Torno alla preoccupazione di quelle persone, per fortuna poche, che vedono il Morelli “in quarantena totale ma comunque capace di far uscire il coronavirus”. E' palesemente chiaro che i pazienti contagiati non possono venire in contatto con altri. Tutto avviene in ogni ospedale con particolari sistemi di protezione che interessano i pazienti e il personale sanitario predisposto alla loro cura e che da giorni sta svolgendo un opera professionale ed umana eroica.

Tutti i protocolli attuati, non sono stati certo stabiliti all'acqua di rose, così tanto per fare. L'intero iter è stato formulato al fine di curare i pazienti infettati dal Covid 19 ed anche tutelare gli altri che per vari motivi giungono o sono ricoverati negli ospedali dove ci sono questi blocchi.

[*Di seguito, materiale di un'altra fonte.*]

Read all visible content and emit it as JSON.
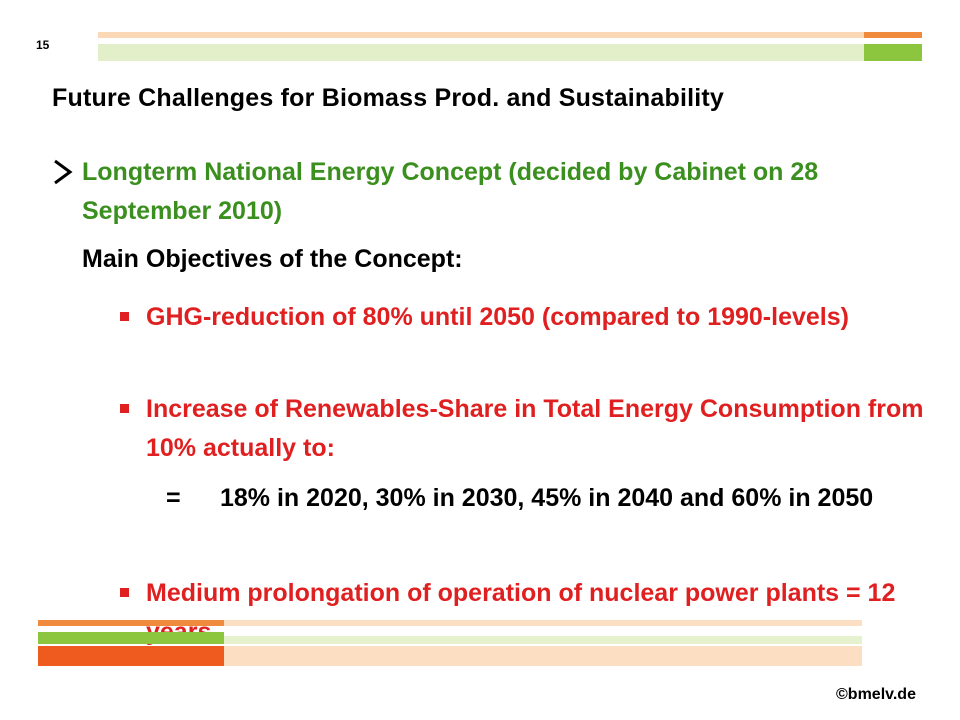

Dunque cari signori dalla facile favella, capaci di emettere ingiustificate e allarmistiche sentenze, vi chiedo di riflettere e vi rinnovo l'invito: prima di pensare “ad un epidemico Morelli”, attuate tutte quelle precauzioni che ormai dovrebbero essere già largamente in uso.

Intanto nel frattempo, un grazie a tutto il personale del Morelli che è impegnato in questa circostanza.